Ils marchèrent quelque temps en silence. Georges pensait à sa famille que ce nouveau coup allait laisser sans appui. Il ne dissimulait pas la gravité de sa position, les lois étaient très sévères alors pour les duellistes. D’un autre côté, le marquis de P… était le neveu de Choiseul, alors tout-puissant à la cour du vieux roi. Il fallait fuir et au plus tôt. Il se tourna vers Paul.

— Conseille-moi, mon ami, dit-il ; dois-je m’expatrier ?

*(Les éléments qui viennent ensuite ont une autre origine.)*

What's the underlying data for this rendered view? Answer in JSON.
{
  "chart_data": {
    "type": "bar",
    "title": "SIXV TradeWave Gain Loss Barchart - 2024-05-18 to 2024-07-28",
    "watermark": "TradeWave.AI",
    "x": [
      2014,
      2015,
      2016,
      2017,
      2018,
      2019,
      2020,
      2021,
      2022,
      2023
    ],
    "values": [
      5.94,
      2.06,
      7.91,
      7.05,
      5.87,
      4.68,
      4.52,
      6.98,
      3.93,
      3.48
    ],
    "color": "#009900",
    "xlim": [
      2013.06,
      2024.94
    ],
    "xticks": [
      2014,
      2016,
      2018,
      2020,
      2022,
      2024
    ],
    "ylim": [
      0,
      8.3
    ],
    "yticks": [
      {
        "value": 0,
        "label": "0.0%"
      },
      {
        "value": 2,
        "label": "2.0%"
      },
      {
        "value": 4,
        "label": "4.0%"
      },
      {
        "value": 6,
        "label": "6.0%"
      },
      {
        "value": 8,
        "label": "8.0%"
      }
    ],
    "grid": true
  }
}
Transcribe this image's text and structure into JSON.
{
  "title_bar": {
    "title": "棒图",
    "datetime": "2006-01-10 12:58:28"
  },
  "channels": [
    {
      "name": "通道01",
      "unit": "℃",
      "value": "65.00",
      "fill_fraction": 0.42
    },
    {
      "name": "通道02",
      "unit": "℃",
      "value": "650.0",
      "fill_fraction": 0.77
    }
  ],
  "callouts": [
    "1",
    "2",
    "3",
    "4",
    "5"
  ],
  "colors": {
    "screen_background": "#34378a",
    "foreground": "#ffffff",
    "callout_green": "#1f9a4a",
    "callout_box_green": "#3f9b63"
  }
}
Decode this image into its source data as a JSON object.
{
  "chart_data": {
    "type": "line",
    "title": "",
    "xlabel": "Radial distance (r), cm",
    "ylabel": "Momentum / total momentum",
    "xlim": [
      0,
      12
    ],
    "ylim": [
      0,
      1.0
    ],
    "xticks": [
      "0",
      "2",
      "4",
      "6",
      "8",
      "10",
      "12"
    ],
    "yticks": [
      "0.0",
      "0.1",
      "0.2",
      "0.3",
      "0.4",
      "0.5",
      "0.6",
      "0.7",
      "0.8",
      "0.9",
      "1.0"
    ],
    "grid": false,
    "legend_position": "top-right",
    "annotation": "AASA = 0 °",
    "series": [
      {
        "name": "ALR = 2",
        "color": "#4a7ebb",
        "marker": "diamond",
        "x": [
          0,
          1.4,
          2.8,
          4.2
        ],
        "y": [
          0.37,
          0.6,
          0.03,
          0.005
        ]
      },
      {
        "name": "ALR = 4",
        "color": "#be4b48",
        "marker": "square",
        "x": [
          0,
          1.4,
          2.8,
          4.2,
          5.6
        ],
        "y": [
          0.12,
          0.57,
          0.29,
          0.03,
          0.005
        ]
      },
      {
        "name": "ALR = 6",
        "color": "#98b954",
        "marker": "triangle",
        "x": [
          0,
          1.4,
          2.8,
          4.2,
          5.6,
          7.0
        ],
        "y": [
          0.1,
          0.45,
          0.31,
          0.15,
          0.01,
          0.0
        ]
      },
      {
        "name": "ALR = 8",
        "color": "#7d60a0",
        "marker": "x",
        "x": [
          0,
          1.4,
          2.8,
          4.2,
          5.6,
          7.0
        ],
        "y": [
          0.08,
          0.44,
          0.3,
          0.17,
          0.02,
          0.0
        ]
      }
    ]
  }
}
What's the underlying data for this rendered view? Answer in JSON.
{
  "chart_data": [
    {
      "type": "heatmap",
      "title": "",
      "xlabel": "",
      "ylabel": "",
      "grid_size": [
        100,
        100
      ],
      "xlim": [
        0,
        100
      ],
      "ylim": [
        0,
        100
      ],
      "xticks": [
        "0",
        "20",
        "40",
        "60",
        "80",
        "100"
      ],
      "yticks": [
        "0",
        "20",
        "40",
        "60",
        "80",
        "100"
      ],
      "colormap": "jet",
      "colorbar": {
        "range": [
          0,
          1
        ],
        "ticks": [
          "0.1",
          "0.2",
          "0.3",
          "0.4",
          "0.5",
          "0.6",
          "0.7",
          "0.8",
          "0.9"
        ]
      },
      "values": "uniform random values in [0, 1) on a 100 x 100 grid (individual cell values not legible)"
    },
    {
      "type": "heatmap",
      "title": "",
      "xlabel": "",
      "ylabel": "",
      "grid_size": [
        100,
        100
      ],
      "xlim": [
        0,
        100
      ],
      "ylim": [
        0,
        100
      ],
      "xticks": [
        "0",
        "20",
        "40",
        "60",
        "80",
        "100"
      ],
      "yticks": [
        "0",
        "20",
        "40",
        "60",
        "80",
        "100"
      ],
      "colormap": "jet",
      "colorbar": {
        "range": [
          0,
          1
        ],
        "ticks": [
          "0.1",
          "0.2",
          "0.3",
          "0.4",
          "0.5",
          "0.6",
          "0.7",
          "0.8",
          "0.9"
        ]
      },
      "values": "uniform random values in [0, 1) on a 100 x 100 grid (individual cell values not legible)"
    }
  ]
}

— Sans doute, pour quelque temps du moins, car vous avez tout à craindre de cette puissante famille.

— Maman et ma sœur vont rester sans appui ?

— Ta mère sera la première à te conseiller la fuite. Tiens, une idée : Pourquoi ne viendriez-vous pas avec moi au Canada ?

— Monsieur Merville a raison, dit Philippe qui, jusque là, était resté silencieux. Là-bas, sous de faux-noms, nous serons tranquille.

— Alors, c’est dit, je vous emmène. Mon navire m’attend au Havre, nous y serons dans quelques jours, et à la garde de Dieu.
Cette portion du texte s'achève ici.